Uechtritz (YOO-tridge) is one of two brokers entrusted with the singular task of selling the Waggoner ranch and everything attached to it, from the 29 tractors, to the cut-rock polo barn, to the emptied bottles of Old Taylor bourbon in an abandoned hunting lodge. At 510,527 acres (207,000 hectares), or 800 square miles (2,072 square kilometers), the Waggoner sprawls over six counties and is bigger than Los Angeles and New York City combined. At almost three-quarters of a billion dollars, the asking price is more than quadruple the biggest publicly known sum fetched by a U.S. ranch, $175 million for a Colorado spread in 2007. The Waggoner is one of the 20 largest cattle ranches in the U.S. and is known worldwide for its quarter horses.
It’s been owned by the same family almost as long as Texas has been a state. Last year, a judge in Vernon—a town of about 11,000, 13 miles north of the ranch—ordered a sale of the property and appointed Uechtritz and a co-broker to market it worldwide. The ruling of District Judge Dan Mike Bird ended more than 20 years of litigation between opposing branches of the Waggoner family who couldn’t agree whether to liquidate the property or split it up among themselves.

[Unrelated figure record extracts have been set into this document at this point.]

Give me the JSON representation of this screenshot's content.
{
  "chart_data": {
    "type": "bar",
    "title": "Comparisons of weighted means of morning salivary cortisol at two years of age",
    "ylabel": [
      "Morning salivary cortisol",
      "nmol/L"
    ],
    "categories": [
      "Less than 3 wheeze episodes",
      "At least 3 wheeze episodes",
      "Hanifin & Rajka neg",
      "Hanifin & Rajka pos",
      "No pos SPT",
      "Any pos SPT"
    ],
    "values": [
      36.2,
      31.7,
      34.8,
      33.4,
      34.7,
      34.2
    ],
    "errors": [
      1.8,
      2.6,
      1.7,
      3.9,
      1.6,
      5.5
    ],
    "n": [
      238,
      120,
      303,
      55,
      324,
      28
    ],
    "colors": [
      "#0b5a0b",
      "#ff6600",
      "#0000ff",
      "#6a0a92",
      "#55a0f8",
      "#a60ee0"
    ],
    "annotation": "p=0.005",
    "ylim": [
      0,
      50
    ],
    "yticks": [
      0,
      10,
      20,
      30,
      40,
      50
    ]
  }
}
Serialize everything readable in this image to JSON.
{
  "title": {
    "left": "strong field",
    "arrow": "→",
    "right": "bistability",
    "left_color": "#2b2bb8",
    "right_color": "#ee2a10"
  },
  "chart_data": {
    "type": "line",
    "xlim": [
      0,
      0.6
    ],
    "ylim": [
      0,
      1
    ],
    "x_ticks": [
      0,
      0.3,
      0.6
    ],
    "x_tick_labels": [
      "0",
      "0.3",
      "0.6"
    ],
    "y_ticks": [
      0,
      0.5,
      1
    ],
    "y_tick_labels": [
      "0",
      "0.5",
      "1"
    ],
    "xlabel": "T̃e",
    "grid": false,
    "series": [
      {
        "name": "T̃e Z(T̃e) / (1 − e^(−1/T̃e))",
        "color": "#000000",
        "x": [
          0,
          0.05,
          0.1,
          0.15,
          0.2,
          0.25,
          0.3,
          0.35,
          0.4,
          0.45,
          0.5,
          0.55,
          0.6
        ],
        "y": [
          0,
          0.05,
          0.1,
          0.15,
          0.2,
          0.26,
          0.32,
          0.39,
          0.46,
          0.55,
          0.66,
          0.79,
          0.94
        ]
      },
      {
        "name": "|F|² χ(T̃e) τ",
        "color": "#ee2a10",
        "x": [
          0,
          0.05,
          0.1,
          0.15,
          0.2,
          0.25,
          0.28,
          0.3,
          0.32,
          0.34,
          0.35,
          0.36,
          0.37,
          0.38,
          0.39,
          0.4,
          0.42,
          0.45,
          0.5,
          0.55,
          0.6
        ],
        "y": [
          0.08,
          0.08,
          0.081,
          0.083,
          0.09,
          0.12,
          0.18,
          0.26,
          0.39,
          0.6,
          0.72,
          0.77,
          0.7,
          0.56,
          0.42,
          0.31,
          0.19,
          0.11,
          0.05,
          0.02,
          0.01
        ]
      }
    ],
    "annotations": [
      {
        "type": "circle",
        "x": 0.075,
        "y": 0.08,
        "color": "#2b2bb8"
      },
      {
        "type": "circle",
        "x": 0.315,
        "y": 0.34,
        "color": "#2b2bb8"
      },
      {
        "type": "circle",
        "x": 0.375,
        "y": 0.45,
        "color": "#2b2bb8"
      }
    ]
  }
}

“It’s history,” says Uechtritz, a blue-eyed, square-jawed 50-year-old who can pass for the Marlboro Man—until he greets you with “G’day” in his Australian accent. “What we’re doing here never happened before and will never happen again.” . . . .
Added note:
Just for fun a reader here and myself proposed the idea that Disney should buy this area and operate the existing ranch (preserving its history) for cash flow while building a world class theme park/dude ranch on this land. They could even have a second park like Animal Kingdom in this area. The area is a little remote, but some Disney magic could fix that with a bullet train from the DFW airport to the park area. If you want to really go futuristic then we could go for a hyperloop to get people there in minutes. They could easily implement wind and solar power systems for this too. I can already imagine a 3D ride called 'Soarin Over Texas'. Not to mention they would have millions of people in Texas and Oklahoma within a three or four hour drive to the location (to establish a season pass base attendance).
We think this is a great idea. The only problem we see is that Disney has no interest whatsoever in doing it :)
Added note: 7-29-15: The Dallas Morning News runs this update article indicating the ranch will likely be sold to someone that will preserve it by year end.